IBM and Michael J. Fox Foundation use AI to pinpoint symptom progression for Parkinson's

IBM Research and the Michael J. Fox Foundation have made a discovery that will allow clinicians to further understand the biology of Parkinson's disease.
Written by Aimee Chanthadavong, Contributor on

The research arm of the Big Blue and The Michael J. Fox Foundation (MJFF) have built an AI model that can group typical symptom patterns of Parkinson's disease (PD) and accurately pinpoint the progression of these symptoms in a patient, despite whether or not they are taking medications to mask those symptoms.  

The discovery, published in The Lancet Digital Health, was one of the key goals the two organisations had aimed to achieve at its outset. IBM Research and MJFF have been working together since July 2018 to examine how machine learning could be applied to help clinicians further understand the underlying biology of PD, particularly as it progresses so differently from individual to individual.  

As part of developing the AI model, the researchers used de-identified datasets from the Parkinson's Progression Markers Initiative (PPMI).

"The dataset served as the input to the machine learning approach, enabling the discovery of complex symptom and progression patterns," IBM Research said in the research paper.

"While many previous studies have focused on characterising Parkinson's disease using only baseline information, our method relies on up to seven years of patient data. Also, our model makes limited a priori assumptions about the progression pathways, compared to previous studies."

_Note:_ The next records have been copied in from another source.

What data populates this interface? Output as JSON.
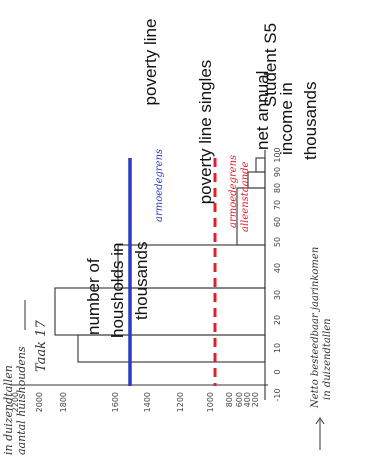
{
  "header": {
    "title": "Student S5",
    "task": "Taak 17"
  },
  "labels": {
    "poverty_line": "poverty line",
    "poverty_line_singles": "poverty line singles",
    "income_axis": [
      "net annual",
      "income in",
      "thousands"
    ],
    "households_axis": [
      "number of",
      "housholds in",
      "thousands"
    ]
  },
  "handwritten": {
    "poverty_line": "armoedegrens",
    "poverty_line_singles": [
      "armoedegrens",
      "alleenstaande"
    ],
    "households_axis": [
      "aantal huishoudens",
      "in duizendtallen"
    ],
    "income_axis": [
      "Netto besteedbaar jaarinkomen",
      "in duizendtallen"
    ]
  },
  "household_ticks": [
    "2200",
    "2000",
    "1800",
    "1600",
    "1400",
    "1200",
    "1000",
    "800",
    "600",
    "400",
    "200"
  ],
  "income_ticks": [
    "-10",
    "0",
    "10",
    "20",
    "30",
    "40",
    "50",
    "60",
    "70",
    "80",
    "90",
    "100"
  ]
}
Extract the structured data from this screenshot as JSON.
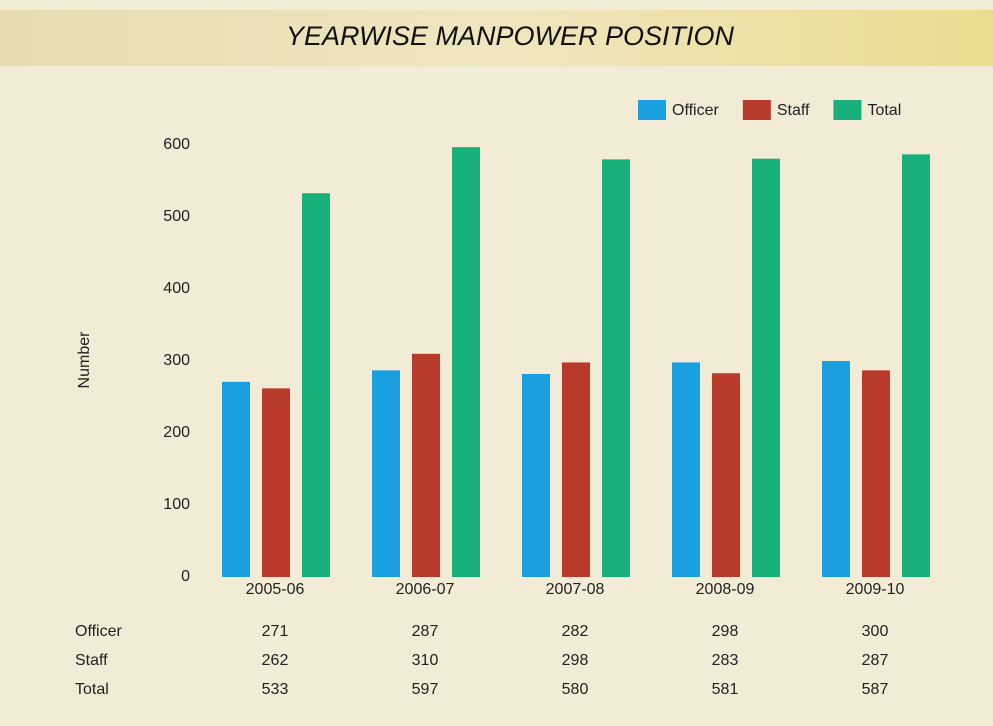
{
  "chart_data": {
    "type": "bar",
    "title": "YEARWISE MANPOWER POSITION",
    "y_label": "Number",
    "categories": [
      "2005-06",
      "2006-07",
      "2007-08",
      "2008-09",
      "2009-10"
    ],
    "series": [
      {
        "name": "Officer",
        "color": "#1a9fe0",
        "values": [
          271,
          287,
          282,
          298,
          300
        ]
      },
      {
        "name": "Staff",
        "color": "#b83a2a",
        "values": [
          262,
          310,
          298,
          283,
          287
        ]
      },
      {
        "name": "Total",
        "color": "#17b07b",
        "values": [
          533,
          597,
          580,
          581,
          587
        ]
      }
    ],
    "ylim": [
      0,
      600
    ],
    "yticks": [
      0,
      100,
      200,
      300,
      400,
      500,
      600
    ],
    "grid": false,
    "legend": "top-right"
  }
}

IBM Research said, as a result, the researchers uncovered that a patient's state could vary in several factors, including the ability to perform activities of daily living; issues around slowness of movement, tremor and postural instability; and non-motor symptoms such as depression, anxiety, cognitive impairment and sleep disorders. At the same time, the model could predict when a patient would progress to a severe state of PD.

"We have found that the results support the hypothesis of diverse progression pathways, as indicated by the many disease trajectories we've observed. However, the AI model is still able to make accurate predictions. Having learned the model using one dataset, it was able to successfully predict an advanced state of Parkinson's disease associated with outcomes such as dementia and the inability to walk unassisted," IBM Research said.

From this finding, the researchers are hopeful the model can be used to assist clinicians on advising patient management, as well as identify those who may benefit from a clinical trial.

As next steps, the plan is to further refine the model by incorporating genomic and neuroimaging measurements, so it can provide even more granular characterisation of the disease.